The Coordinating Committee of the Republican Party’s task force on foreign relations declared that “while not making aid conditional upon support of our foreign policy, aid should not ordinarily be forthcoming to those nations whose heads, like Nasser, engage in continual intemperate abuse of the United States, engage in military aggression or, in contravention of international law, harass American citizens engaged in commerce, or confiscate American-owned property without fair compensation.”

The Republican report was released by the party’s National Committee. It was prepared by a subcommittee headed by Ernest Griffith, former dean of American University in Washington. D.C., and former Ambassador Robert C. Hill. The report stressed, with reference to Nasser, that “aid and comfort should not be given by the United States to those who consistently help our enemies or the enemies of other free men. Nor should aid be given to those who rattle swords or engage in aggression.”

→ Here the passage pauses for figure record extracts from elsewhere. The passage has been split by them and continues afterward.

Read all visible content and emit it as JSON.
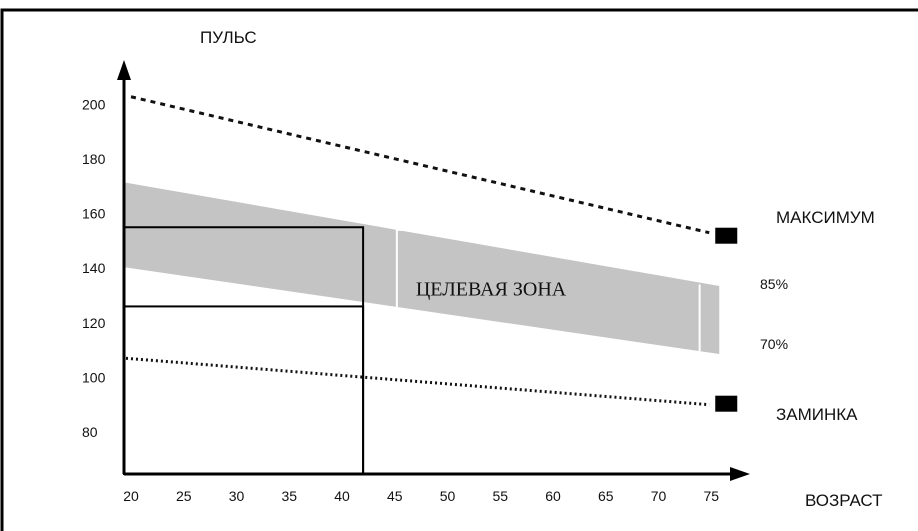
{
  "chart_data": {
    "type": "line",
    "ylabel": "ПУЛЬС",
    "xlabel": "ВОЗРАСТ",
    "x_ticks": [
      20,
      25,
      30,
      35,
      40,
      45,
      50,
      55,
      60,
      65,
      70,
      75
    ],
    "y_ticks": [
      80,
      100,
      120,
      140,
      160,
      180,
      200
    ],
    "xlim": [
      20,
      75
    ],
    "ylim": [
      80,
      200
    ],
    "series": [
      {
        "name": "МАКСИМУМ",
        "style": "dashed",
        "x": [
          20,
          75
        ],
        "y": [
          205,
          153
        ]
      },
      {
        "name": "ЗАМИНКА",
        "style": "dotted",
        "x": [
          20,
          75
        ],
        "y": [
          107,
          90
        ]
      }
    ],
    "target_zone": {
      "label": "ЦЕЛЕВАЯ ЗОНА",
      "upper_label": "85%",
      "lower_label": "70%",
      "x": [
        20,
        75
      ],
      "upper": [
        171,
        134
      ],
      "lower": [
        140,
        109
      ]
    },
    "example": {
      "age": 42,
      "upper": 155,
      "lower": 126
    },
    "colors": {
      "zone": "#c4c4c4",
      "lines": "#111111",
      "frame": "#000000"
    }
  }
}
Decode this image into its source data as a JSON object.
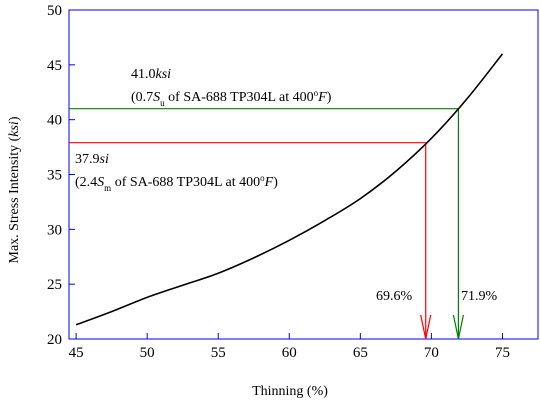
{
  "chart_data": {
    "type": "line",
    "xlabel": "Thinning (%)",
    "ylabel_parts": {
      "pre": "Max. Stress Intensity (",
      "unit": "ksi",
      "post": ")"
    },
    "xlim": [
      44.5,
      77.5
    ],
    "ylim": [
      20,
      50
    ],
    "xticks": [
      "45",
      "50",
      "55",
      "60",
      "65",
      "70",
      "75"
    ],
    "yticks": [
      "20",
      "25",
      "30",
      "35",
      "40",
      "45",
      "50"
    ],
    "grid": false,
    "curve": {
      "color": "#000000",
      "x": [
        45,
        47.5,
        50,
        52.5,
        55,
        57.5,
        60,
        62.5,
        65,
        67.5,
        70,
        72.5,
        75
      ],
      "y": [
        21.3,
        22.5,
        23.8,
        24.9,
        26.0,
        27.4,
        29.0,
        30.8,
        32.8,
        35.3,
        38.3,
        41.9,
        46.0
      ]
    },
    "annotations": [
      {
        "color": "#008000",
        "value_y": 41.0,
        "marker_x": 71.9,
        "label_x": "71.9%",
        "line1": {
          "num": "41.0",
          "unit": "ksi"
        },
        "line2": {
          "a": "(0.7",
          "s": "S",
          "sub": "u",
          "b": " of SA-688 TP304L at 400",
          "sup": "o",
          "f": "F",
          "c": ")"
        }
      },
      {
        "color": "#ff0000",
        "value_y": 37.9,
        "marker_x": 69.6,
        "label_x": "69.6%",
        "line1": {
          "num": "37.9",
          "unit": "si"
        },
        "line2": {
          "a": "(2.4",
          "s": "S",
          "sub": "m",
          "b": " of SA-688 TP304L at 400",
          "sup": "o",
          "f": "F",
          "c": ")"
        }
      }
    ],
    "frame_color": "#0000ff"
  }
}
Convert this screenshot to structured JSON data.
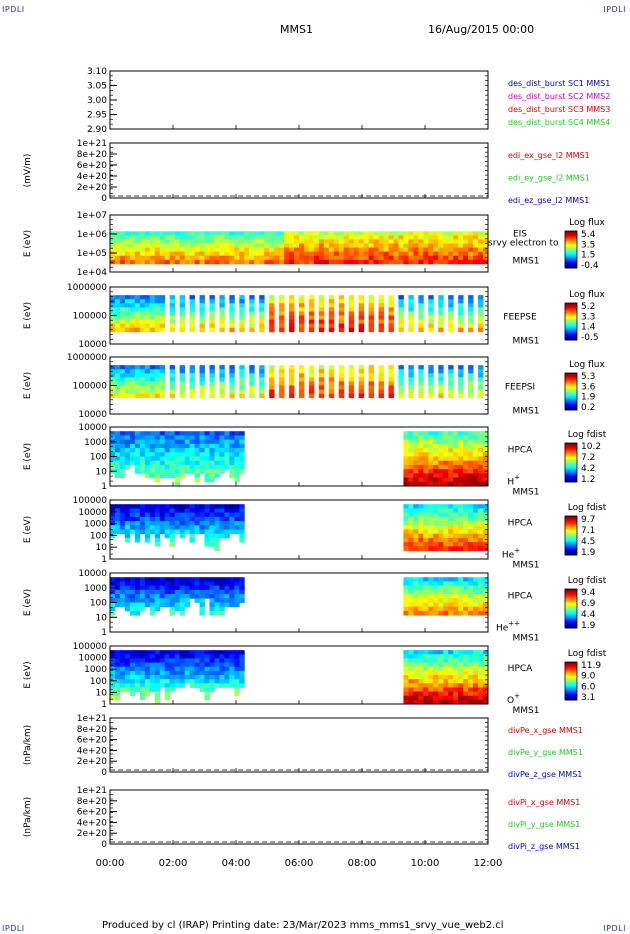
{
  "corners": {
    "tl": "IPDLI",
    "tr": "IPDLI",
    "bl": "IPDLI",
    "br": "IPDLI"
  },
  "header": {
    "spacecraft": "MMS1",
    "date": "16/Aug/2015 00:00"
  },
  "footer": {
    "text": "Produced by cl (IRAP)   Printing date: 23/Mar/2023   mms_mms1_srvy_vue_web2.cl"
  },
  "x_axis": {
    "ticks": [
      "00:00",
      "02:00",
      "04:00",
      "06:00",
      "08:00",
      "10:00",
      "12:00"
    ]
  },
  "colors": {
    "red": "#dd0000",
    "green": "#22cc22",
    "blue": "#0000cc",
    "magenta": "#cc00cc"
  },
  "chart_data": [
    {
      "type": "line",
      "ylabel": "",
      "yticks": [
        "3.10",
        "3.05",
        "3.00",
        "2.95",
        "2.90"
      ],
      "ylim": [
        2.9,
        3.1
      ],
      "legend": [
        {
          "text": "des_dist_burst SC1 MMS1",
          "color": "#0000cc"
        },
        {
          "text": "des_dist_burst SC2 MMS2",
          "color": "#cc00cc"
        },
        {
          "text": "des_dist_burst SC3 MMS3",
          "color": "#dd0000"
        },
        {
          "text": "des_dist_burst SC4 MMS4",
          "color": "#22cc22"
        }
      ]
    },
    {
      "type": "line",
      "ylabel": "(mV/m)",
      "yticks": [
        "1e+21",
        "8e+20",
        "6e+20",
        "4e+20",
        "2e+20",
        "0"
      ],
      "ylim": [
        0,
        1e+21
      ],
      "legend": [
        {
          "text": "edi_ex_gse_l2 MMS1",
          "color": "#dd0000"
        },
        {
          "text": "edi_ey_gse_l2 MMS1",
          "color": "#22cc22"
        },
        {
          "text": "edi_ez_gse_l2 MMS1",
          "color": "#0000cc"
        }
      ]
    },
    {
      "type": "heatmap",
      "ylabel": "E (eV)",
      "yticks": [
        "1e+07",
        "1e+06",
        "1e+05",
        "1e+04"
      ],
      "instrument": [
        "EIS",
        "MMS1"
      ],
      "overlay_text": "srvy electron to",
      "colorbar": {
        "title": "Log flux",
        "ticks": [
          "5.4",
          "3.5",
          "1.5",
          "-0.4"
        ]
      }
    },
    {
      "type": "heatmap",
      "ylabel": "E (eV)",
      "yticks": [
        "1000000",
        "100000",
        "10000"
      ],
      "instrument": [
        "FEEPSE",
        "MMS1"
      ],
      "colorbar": {
        "title": "Log flux",
        "ticks": [
          "5.2",
          "3.3",
          "1.4",
          "-0.5"
        ]
      }
    },
    {
      "type": "heatmap",
      "ylabel": "E (eV)",
      "yticks": [
        "1000000",
        "100000",
        "10000"
      ],
      "instrument": [
        "FEEPSI",
        "MMS1"
      ],
      "colorbar": {
        "title": "Log flux",
        "ticks": [
          "5.3",
          "3.6",
          "1.9",
          "0.2"
        ]
      }
    },
    {
      "type": "heatmap",
      "ylabel": "E (eV)",
      "yticks": [
        "10000",
        "1000",
        "100",
        "10",
        "1"
      ],
      "instrument": [
        "HPCA",
        "MMS1"
      ],
      "species": "H",
      "species_sup": "+",
      "colorbar": {
        "title": "Log fdist",
        "ticks": [
          "10.2",
          "7.2",
          "4.2",
          "1.2"
        ]
      }
    },
    {
      "type": "heatmap",
      "ylabel": "E (eV)",
      "yticks": [
        "100000",
        "10000",
        "1000",
        "100",
        "10",
        "1"
      ],
      "instrument": [
        "HPCA",
        "MMS1"
      ],
      "species": "He",
      "species_sup": "+",
      "colorbar": {
        "title": "Log fdist",
        "ticks": [
          "9.7",
          "7.1",
          "4.5",
          "1.9"
        ]
      }
    },
    {
      "type": "heatmap",
      "ylabel": "E (eV)",
      "yticks": [
        "10000",
        "1000",
        "100",
        "10",
        "1"
      ],
      "instrument": [
        "HPCA",
        "MMS1"
      ],
      "species": "He",
      "species_sup": "++",
      "colorbar": {
        "title": "Log fdist",
        "ticks": [
          "9.4",
          "6.9",
          "4.4",
          "1.9"
        ]
      }
    },
    {
      "type": "heatmap",
      "ylabel": "E (eV)",
      "yticks": [
        "100000",
        "10000",
        "1000",
        "100",
        "10",
        "1"
      ],
      "instrument": [
        "HPCA",
        "MMS1"
      ],
      "species": "O",
      "species_sup": "+",
      "colorbar": {
        "title": "Log fdist",
        "ticks": [
          "11.9",
          "9.0",
          "6.0",
          "3.1"
        ]
      }
    },
    {
      "type": "line",
      "ylabel": "(nPa/km)",
      "yticks": [
        "1e+21",
        "8e+20",
        "6e+20",
        "4e+20",
        "2e+20",
        "0"
      ],
      "ylim": [
        0,
        1e+21
      ],
      "legend": [
        {
          "text": "divPe_x_gse MMS1",
          "color": "#dd0000"
        },
        {
          "text": "divPe_y_gse MMS1",
          "color": "#22cc22"
        },
        {
          "text": "divPe_z_gse MMS1",
          "color": "#0000cc"
        }
      ]
    },
    {
      "type": "line",
      "ylabel": "(nPa/km)",
      "yticks": [
        "1e+21",
        "8e+20",
        "6e+20",
        "4e+20",
        "2e+20",
        "0"
      ],
      "ylim": [
        0,
        1e+21
      ],
      "legend": [
        {
          "text": "divPi_x_gse MMS1",
          "color": "#dd0000"
        },
        {
          "text": "divPi_y_gse MMS1",
          "color": "#22cc22"
        },
        {
          "text": "divPi_z_gse MMS1",
          "color": "#0000cc"
        }
      ]
    }
  ]
}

Meanwhile, Rep. Theodore R. Kupferman, New York Republican, today introduced a bill that would prohibit purchase of long staple cotton from nations like Egypt that have severed diplomatic relations with the United States. He pointed out that cotton represented over 35 percent of Egypt’s export trade and that such exports “bring foreign capital into Egypt, with which they can purchase military hardware for their aggressions against Israel.”

Rep. Kupferman cited Department of Agriculture statistics revealing that the United States has surplus of its own long staple cotton. He said: “I see no reason why the United States should continue to subsidize indirectly a nation whose enmity toward the United States is daily made obvious, and whose avowed goal is the destruction of Israel — a model of democracy, and one of our nation’s most stalwart allies.”